Early industrial design professional
Raymond Loewy was one of the most prominent pioneers of industrial design. Loewy, who was born and raised in France, moved to the United States in 1919. He began his American career as a display window designer for large department stores such as Macy's and Wanamaker's. During the 1920s, he was also successful as a fashion illustrator with French-style Art Deco illustrations for magazines like Vanity Fair and Harper's Bazaar. By the interwar years, department store displays and popular periodicals had become the main avenues for raising consumer desires and propagating a new American standard of living. Loewy demonstrated a talent for both of these formats of commercial design.
By the 1930s, however, products themselves became more consciously designed to appeal to the consumer. Loewy was among the first cohort of professional designers to emerge during the Depression era. He offered independent consulting services to large American corporations. Loewy’s first industrial design commission in 1929 was to modernize a Gestetner duplicating machine. Other commissions from large corporations such as Westinghouse and the mail order firm Sears Roebuck soon followed. The design for their Coldspot refrigerator cemented his reputation and in 1937 he began to work with the Pennsylvania Railroad – his rail engine design was featured at the 1939/'40 World's Fair in New York. Loewy helped to pioneer the iconic, streamlined design that was a central aspect of “consumer engineering,” the design and marketing of goods to create consumer demand.

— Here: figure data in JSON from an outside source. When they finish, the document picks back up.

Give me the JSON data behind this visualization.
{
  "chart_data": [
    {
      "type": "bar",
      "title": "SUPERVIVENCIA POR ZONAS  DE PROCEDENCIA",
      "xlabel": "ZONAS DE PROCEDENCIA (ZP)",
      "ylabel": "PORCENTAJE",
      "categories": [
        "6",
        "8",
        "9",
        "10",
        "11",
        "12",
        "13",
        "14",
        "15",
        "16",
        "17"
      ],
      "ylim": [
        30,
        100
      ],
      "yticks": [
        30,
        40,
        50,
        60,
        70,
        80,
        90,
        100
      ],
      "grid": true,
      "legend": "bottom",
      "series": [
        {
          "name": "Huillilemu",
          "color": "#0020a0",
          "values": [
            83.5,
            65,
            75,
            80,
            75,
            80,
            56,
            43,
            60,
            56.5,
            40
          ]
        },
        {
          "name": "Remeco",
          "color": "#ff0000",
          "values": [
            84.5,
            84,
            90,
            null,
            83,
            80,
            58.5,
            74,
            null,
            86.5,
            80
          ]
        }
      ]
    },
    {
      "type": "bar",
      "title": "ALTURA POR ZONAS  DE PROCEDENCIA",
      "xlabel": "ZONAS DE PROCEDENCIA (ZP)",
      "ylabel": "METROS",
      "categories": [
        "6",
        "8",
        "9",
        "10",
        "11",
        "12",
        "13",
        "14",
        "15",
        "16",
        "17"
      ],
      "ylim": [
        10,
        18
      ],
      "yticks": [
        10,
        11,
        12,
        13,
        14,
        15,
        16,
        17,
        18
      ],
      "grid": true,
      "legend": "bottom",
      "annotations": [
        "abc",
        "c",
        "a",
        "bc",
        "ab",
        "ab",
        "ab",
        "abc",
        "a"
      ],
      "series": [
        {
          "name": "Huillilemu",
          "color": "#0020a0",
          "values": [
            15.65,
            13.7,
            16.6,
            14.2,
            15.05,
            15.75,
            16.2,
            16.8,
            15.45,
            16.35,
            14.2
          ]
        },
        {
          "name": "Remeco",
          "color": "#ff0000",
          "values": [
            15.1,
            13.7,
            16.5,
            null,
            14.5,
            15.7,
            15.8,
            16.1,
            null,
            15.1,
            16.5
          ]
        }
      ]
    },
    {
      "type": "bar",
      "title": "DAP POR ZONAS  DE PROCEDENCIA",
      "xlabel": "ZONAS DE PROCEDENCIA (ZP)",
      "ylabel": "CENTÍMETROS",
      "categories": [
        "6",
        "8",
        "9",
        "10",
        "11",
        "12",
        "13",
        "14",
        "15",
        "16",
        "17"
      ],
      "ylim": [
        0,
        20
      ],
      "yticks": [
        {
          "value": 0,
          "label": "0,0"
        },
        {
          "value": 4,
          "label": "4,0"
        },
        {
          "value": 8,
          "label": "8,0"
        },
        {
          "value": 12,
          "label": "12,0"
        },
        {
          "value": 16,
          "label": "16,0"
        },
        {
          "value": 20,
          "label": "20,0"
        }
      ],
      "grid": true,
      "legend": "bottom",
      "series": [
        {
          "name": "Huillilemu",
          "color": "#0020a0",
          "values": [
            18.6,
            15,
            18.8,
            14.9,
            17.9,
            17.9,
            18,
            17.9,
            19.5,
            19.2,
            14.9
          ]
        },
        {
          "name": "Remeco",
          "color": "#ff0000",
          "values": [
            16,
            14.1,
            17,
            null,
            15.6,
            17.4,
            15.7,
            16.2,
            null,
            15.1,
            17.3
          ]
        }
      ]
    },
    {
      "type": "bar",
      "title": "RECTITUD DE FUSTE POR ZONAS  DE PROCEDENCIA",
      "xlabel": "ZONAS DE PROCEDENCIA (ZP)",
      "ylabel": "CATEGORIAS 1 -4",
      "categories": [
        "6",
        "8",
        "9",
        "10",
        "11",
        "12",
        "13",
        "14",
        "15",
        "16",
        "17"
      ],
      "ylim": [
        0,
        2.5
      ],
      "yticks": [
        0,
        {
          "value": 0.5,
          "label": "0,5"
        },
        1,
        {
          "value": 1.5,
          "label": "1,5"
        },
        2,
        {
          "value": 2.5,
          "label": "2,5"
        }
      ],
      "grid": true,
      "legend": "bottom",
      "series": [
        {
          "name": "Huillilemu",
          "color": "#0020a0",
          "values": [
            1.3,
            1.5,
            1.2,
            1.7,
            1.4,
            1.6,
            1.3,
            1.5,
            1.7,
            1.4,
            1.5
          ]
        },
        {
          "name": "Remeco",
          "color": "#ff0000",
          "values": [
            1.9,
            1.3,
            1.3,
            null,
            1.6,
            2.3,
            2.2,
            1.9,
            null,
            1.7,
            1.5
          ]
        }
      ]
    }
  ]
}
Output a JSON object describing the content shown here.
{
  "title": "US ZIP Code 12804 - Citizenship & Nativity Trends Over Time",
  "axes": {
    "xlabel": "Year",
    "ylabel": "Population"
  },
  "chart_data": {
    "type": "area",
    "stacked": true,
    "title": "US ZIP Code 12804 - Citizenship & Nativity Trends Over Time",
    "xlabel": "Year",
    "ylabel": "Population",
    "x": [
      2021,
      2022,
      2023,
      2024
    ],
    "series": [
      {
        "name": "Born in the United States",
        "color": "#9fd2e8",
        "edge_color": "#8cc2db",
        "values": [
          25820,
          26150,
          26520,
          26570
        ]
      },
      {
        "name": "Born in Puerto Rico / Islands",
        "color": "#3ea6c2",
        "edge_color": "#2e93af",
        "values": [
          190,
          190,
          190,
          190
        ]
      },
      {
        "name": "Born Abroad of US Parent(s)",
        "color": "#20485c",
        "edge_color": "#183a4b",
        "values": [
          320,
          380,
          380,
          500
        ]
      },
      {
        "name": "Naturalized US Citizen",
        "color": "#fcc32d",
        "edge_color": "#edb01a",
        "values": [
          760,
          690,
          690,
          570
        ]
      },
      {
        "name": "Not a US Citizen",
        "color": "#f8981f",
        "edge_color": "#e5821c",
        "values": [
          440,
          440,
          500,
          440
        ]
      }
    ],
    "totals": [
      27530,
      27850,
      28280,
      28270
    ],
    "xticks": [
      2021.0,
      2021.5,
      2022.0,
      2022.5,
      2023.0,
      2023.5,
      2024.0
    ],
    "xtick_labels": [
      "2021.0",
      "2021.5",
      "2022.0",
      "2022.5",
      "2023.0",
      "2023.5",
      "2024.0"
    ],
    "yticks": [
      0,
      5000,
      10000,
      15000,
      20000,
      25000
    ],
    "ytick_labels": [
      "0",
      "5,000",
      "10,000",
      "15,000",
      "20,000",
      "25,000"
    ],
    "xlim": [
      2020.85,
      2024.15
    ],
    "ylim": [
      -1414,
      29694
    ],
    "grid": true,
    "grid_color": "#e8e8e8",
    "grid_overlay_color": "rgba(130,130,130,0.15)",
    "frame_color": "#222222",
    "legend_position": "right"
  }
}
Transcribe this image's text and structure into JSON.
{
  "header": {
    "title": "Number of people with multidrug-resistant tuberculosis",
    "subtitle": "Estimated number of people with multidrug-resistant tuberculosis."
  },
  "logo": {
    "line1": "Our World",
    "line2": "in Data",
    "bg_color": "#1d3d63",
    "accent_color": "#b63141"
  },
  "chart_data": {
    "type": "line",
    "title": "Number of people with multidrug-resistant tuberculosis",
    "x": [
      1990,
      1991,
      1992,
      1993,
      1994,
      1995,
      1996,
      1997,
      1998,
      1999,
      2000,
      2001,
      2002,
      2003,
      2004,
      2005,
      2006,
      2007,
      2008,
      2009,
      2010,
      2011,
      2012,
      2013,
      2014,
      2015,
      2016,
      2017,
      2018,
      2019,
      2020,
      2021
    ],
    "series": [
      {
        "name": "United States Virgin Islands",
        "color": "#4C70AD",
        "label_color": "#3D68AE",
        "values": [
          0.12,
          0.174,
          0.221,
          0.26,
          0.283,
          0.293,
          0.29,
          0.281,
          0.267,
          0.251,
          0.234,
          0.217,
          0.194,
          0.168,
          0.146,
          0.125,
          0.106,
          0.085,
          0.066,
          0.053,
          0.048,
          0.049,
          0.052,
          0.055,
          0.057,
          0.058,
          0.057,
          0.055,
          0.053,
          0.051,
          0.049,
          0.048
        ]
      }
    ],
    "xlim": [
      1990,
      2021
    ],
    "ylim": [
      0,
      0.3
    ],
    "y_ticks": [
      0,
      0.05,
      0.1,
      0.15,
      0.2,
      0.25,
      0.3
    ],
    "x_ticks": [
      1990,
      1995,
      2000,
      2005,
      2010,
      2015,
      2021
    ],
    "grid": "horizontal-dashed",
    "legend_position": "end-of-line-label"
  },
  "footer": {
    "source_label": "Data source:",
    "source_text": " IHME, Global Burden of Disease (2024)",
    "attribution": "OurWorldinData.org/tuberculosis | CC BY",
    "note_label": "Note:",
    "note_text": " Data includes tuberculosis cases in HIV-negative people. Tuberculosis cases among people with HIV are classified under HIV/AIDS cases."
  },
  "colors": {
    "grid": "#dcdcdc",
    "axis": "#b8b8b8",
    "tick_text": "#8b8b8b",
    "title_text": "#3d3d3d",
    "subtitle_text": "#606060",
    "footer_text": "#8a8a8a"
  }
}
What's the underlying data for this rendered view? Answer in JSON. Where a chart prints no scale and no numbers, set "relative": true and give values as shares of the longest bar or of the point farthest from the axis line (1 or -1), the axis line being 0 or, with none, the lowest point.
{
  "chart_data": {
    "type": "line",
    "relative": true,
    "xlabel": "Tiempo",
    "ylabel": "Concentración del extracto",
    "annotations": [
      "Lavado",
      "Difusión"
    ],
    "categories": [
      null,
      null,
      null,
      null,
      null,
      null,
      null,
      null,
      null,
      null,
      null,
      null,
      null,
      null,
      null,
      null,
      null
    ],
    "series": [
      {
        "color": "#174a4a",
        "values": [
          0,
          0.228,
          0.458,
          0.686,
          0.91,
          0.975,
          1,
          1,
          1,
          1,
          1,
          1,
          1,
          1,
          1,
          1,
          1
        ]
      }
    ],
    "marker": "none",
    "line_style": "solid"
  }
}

While postwar debates over design frequently emphasized the differences between ascetic European functionalism and the superfluous playfulness of American mass-produced goods, both commercial cultures drew on common interwar influences. After the war, Loewy became the face of “American” consumer design in Europe, appearing on the covers of magazines such as Germany’s Der Spiegel and selling his ideas through books and the European branch offices of his design bureau. During the 1970s, Loewy acted as a consultant on automobile and other product designs for the Soviet Union. By that time, he had begun to focus primarily on the European market. While he was widely regarded as a proponent of quintessentially “American” design forms, Loewy never gave up his close connections to France, where he maintained business connections and a second residence. Through his network of design offices as well as through his media prominence Loewy was anexemplary transatlantic communicator in the consumer design field.